Re: [PATCH v4 04/14] PCI/P2PDMA: Clear ACS P2P flags for all devices behind switches

Jerome Glisse <jglisse@xxxxxxxxxx> · Thu, 10 May 2018 15:24:54 -0400

On Thu, May 10, 2018 at 01:10:15PM -0600, Alex Williamson wrote:
> On Thu, 10 May 2018 18:41:09 +0000
> "Stephen  Bates" <sbates@xxxxxxxxxxxx> wrote:    
> > >    Reasons is that GPU are giving up on PCIe (see all specialize link like
> > >    NVlink that are popping up in GPU space). So for fast GPU inter-connect
> > >    we have this new links.   
> > 
> > I look forward to Nvidia open-licensing NVLink to anyone who wants to use it ;-).
> 
> No doubt, the marketing for it is quick to point out the mesh topology
> of NVLink, but I haven't seen any technical documents that describe the
> isolation capabilities or IOMMU interaction.  Whether this is included
> or an afterthought, I have no idea.

AFAIK there is no IOMMU on NVLink between devices, walking a page table and
being able to sustain 80GB/s or 160GB/s is hard to achieve :) I think idea
behind those interconnect is that devices in the mesh are inherently secure
ie each single device is suppose to make sure that no one can abuse it.

GPU with their virtual address space and contextualize program executions
unit are suppose to be secure (a specter like bug might be lurking on those
but i doubt it).

So for those interconnect you program physical address directly in the page
table of the devices and those physical address are un-translated from hard-
ware perspective.

Note that the kernel driver that do the actual GPU page table programming
can do sanity check on value it is setting.

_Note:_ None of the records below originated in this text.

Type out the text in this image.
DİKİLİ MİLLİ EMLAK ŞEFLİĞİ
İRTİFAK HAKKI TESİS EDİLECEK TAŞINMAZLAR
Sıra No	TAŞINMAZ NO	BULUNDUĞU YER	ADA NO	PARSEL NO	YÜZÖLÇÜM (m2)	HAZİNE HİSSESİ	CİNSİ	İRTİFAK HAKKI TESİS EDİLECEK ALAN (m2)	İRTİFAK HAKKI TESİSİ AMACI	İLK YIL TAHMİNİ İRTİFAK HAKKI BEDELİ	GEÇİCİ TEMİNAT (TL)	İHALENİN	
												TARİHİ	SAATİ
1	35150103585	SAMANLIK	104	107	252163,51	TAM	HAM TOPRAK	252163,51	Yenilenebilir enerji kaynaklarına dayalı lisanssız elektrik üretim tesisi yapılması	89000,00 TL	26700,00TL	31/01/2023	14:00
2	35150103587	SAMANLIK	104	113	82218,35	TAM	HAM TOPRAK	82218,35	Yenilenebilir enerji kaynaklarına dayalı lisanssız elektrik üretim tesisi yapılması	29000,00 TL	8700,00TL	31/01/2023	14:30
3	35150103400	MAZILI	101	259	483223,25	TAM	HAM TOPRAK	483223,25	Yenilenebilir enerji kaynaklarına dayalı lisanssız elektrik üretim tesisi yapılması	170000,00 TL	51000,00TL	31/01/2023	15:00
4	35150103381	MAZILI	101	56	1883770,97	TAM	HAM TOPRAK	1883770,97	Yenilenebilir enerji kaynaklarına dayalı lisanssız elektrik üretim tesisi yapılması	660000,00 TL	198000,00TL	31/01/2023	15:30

So checks can also happens at
setup time. But after that assumption is hardware is secure and no one can
abuse it AFAICT.

> 
> > >    Also the IOMMU isolation do matter a lot to us. Think someone using this
> > >    peer to peer to gain control of a server in the cloud.  
> 
> From that perspective, do we have any idea what NVLink means for
> topology and IOMMU provided isolation and translation?  I've seen a
> device assignment user report that seems to suggest it might pretend to
> be PCIe compatible, but the assigned GPU ultimately doesn't work
> correctly in a VM, so perhaps the software compatibility is only so
> deep. Thanks,

Note that each single GPU (in configurations i am aware of) also have a
PCIE link with the CPU/main memory. So from that point of view they very
much behave like a regular PCIE devices. It is just that each GPUs in
the mesh can access each other memory through high bandwidth interconnect.

I am not sure how much is public beyond that, i will ask NVidia to try to
have someone chime in this thread and shed light on this, if possible.

Cheers,
Jérôme